Built by practitioners, for practitioners
We're not academics packaging theory. We're field professionals who got tired of watching skilled people held back by outdated training.
How this started
In 2019, three of us were consulting on a large-scale rewilding project in Scotland. Brilliant project, committed landowner, adequate funding. It should have been straightforward.
Instead, we spent six months mediating between consultants speaking different professional languages. The hydrologist didn't understand the ecologist's priorities. The agricultural advisor resisted the conservation biologist's recommendations. Everyone had expertise, but the frameworks didn't connect.
That disconnect wasn't about intelligence or commitment. It was about training that had siloed people into narrow specializations without giving them the cross-disciplinary fluency modern projects demand.
We started developing internal training materials to bridge those gaps. Other consultancies asked if they could use them. Statutory agencies wanted access for their staff. Eventually, we formalized the content into structured courses.

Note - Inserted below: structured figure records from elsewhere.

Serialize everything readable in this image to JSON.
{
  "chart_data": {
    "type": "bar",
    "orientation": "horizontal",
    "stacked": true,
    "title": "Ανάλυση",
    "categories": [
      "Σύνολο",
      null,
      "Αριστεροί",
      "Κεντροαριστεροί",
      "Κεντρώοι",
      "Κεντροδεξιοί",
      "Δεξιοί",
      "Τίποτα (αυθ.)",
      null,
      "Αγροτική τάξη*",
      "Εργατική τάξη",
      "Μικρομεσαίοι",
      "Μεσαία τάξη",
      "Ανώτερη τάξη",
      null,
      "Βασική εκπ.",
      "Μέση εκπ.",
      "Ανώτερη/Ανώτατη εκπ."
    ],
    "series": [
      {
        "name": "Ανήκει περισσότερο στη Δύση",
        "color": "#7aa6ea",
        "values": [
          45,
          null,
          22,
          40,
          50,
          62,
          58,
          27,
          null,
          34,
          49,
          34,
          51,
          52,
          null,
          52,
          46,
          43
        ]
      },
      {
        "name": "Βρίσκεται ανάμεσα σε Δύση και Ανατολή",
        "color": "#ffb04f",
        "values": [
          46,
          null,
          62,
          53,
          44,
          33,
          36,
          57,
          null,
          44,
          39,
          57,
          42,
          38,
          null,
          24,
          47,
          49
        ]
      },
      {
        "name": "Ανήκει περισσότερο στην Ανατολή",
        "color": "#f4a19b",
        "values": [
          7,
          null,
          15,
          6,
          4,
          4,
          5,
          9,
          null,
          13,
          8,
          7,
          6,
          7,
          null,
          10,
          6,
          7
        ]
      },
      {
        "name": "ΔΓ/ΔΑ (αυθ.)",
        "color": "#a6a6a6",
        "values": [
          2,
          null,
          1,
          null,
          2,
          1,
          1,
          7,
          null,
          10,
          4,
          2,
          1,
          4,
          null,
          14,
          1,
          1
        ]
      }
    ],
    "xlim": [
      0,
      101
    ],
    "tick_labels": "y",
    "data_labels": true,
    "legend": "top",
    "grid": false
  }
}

Our approach to professional development
Most ecological training follows an academic model: lectures, exams, theoretical frameworks. That works for university students building foundational knowledge.
It doesn't work for professionals who need to apply new methods to active projects while managing normal workloads.
Our courses use case-based learning. You work through real site scenarios with incomplete information, conflicting stakeholder demands, and budget constraints. Just like actual projects.
The feedback you receive addresses not just technical accuracy but professional judgment: how you prioritized, what you emphasized in your analysis, where you'd face pushback in practice.
Who develops the courses
Course content comes from practitioners with 10-25 years of field experience. They're people who've worked across sectors—conservation, agriculture, planning, policy—and understand how different disciplines intersect.
We deliberately avoid the academic lecture format. Instead, instructors curate case materials from real projects, design scenario-based exercises, and provide feedback that reflects professional standards.
Each course is updated annually based on participant feedback and evolving best practices.
Professional development workshop, Peak District
What guides our work
Application over theory
Every framework, every method, every concept connects directly to field application. If it doesn't translate to better professional practice, it doesn't belong in the course.
Complexity without overwhelm
Ecological systems are complex. That doesn't mean training needs to be chaotic. We structure learning to build progressively, giving you frameworks that reduce complexity to manageable decisions.
Respect for existing expertise
You're not a blank slate. You bring years of experience and developed intuition. Our courses add new layers to that foundation rather than trying to replace it.
Honest about limitations
A six-week course won't make you an expert. It will give you functional competence in new methods and enough understanding to know when you need specialist input.
Who takes these courses
Our participants include conservation officers updating skills for new policy requirements, farm advisors adding regenerative methods to their practice, ecological consultants expanding into carbon accounting and natural capital.
Most have 5-15 years of professional experience. They're not career-changers or beginners. They're competent professionals adapting to a sector that's evolved faster than traditional CPD could keep pace with.
We also train teams from land agencies, wildlife trusts, and consulting firms who need their staff aligned on current methods.
If you're navigating the gap between traditional training and contemporary practice demands, these courses can help.